China approves more than 50GW of coal power in 2023 despite climate concerns
Image credit: DT
China has approved more than 50 gigawatts (GW) of new coal power in the first six months of 2023 despite commitments to reduce its carbon emissions, research from Greenpeace has shown.
The charity reviewed project approval documents, finding that 20.45GW of new coal was approved in the first quarter of 2023, which more than doubled to 50.4GW by the end of the second quarter.
This is despite the 2020 announcement from Chinese President Xi Jinping that his country aims to reach net zero carbon by 2060 and peak CO2 emissions by 2030.
The coal power and steel sectors are China’s two largest emitters of CO2, and there is no sign of investment in coal-based capacity being scaled back yet.
Permitting new coal power projects was essentially frozen in 2021, as the Chinese leadership emphasised strictly controlling high-emissions projects. However, reflecting shifting political signals, new coal power projects restarted in 2022 as gas prices spiked in the wake of the Ukraine war.
New coal-based power plants and integrated steel plants have a typical lifetime of 20-40 years and will lock the sectors further into coal dependency.
Gao Yuhe, a Beijing-based project leader with Greenpeace East Asia, said: “We see a lot of new wind and solar and a lot of new coal. Our major concern now, aside from the obvious emissions problem, is that energy storage remains sidelined despite the key role it needs to play in the near future.
“Building renewable energy but no energy storage is like building wheels but no axel. The energy transition isn’t just about buckets of wind and solar, but also the infrastructure that will tap those power sources into meeting electricity demand. Energy storage is a top concern for China. It’s not just about building up a new power supply.
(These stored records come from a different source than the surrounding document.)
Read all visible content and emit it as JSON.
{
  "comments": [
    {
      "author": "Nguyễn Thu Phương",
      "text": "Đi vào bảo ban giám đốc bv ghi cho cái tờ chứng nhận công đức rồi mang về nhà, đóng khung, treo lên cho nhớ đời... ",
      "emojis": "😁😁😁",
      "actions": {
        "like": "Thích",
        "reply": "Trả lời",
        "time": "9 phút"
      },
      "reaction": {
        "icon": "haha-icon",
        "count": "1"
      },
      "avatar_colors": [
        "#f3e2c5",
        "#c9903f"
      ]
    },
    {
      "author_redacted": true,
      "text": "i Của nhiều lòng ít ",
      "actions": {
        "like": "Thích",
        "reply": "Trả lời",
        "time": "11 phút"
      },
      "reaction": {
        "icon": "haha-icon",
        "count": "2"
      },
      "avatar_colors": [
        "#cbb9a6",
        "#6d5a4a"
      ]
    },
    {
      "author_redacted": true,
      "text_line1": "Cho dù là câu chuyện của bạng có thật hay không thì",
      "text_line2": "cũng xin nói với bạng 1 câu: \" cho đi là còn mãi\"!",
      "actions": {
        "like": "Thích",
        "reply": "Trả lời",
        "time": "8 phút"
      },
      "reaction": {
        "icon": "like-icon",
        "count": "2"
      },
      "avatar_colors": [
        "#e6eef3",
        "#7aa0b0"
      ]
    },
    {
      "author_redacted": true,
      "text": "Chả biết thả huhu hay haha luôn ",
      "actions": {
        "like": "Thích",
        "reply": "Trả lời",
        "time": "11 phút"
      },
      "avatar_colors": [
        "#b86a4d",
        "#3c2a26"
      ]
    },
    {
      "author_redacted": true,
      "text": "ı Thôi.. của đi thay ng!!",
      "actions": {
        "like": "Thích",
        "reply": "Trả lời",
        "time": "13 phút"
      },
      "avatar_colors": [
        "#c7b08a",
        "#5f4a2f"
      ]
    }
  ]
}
It’s about designing a system that will meet electricity demand.”
A separate analysis by Greenpeace East Asia last week looked at which provinces are pursuing energy transition solutions by tracking top province’s “key project lists”.
It found that Guangdong and Jiangsu are emerging as potential hubs of green manufacturing. Even among the leading regional economies analysed, however, renewable energy projects only made up 10 per cent of all projects in Jiangsu and less than 4 per cent in Guangdong, Zhejiang and Shanghai.
“It’s clear that there’s money to be made in becoming a green manufacturing hub. Provinces are cued in on that,” Gao added.
“But there is not adequate guidance from the central government. China’s race to lead the green economy has begun. But the competitors are just guessing which way to go. Provinces need to develop clear guidance. And in China that requires policy signals from the central government. Coal is the problem. The signal remains that coal is still an option. The race has begun but there’s still coal on the course.”
China’s National Development and Reform Commission last week announced efforts to add flexibility to power grids and build energy storage capacity to avoid outages, which are key problems in China’s power system.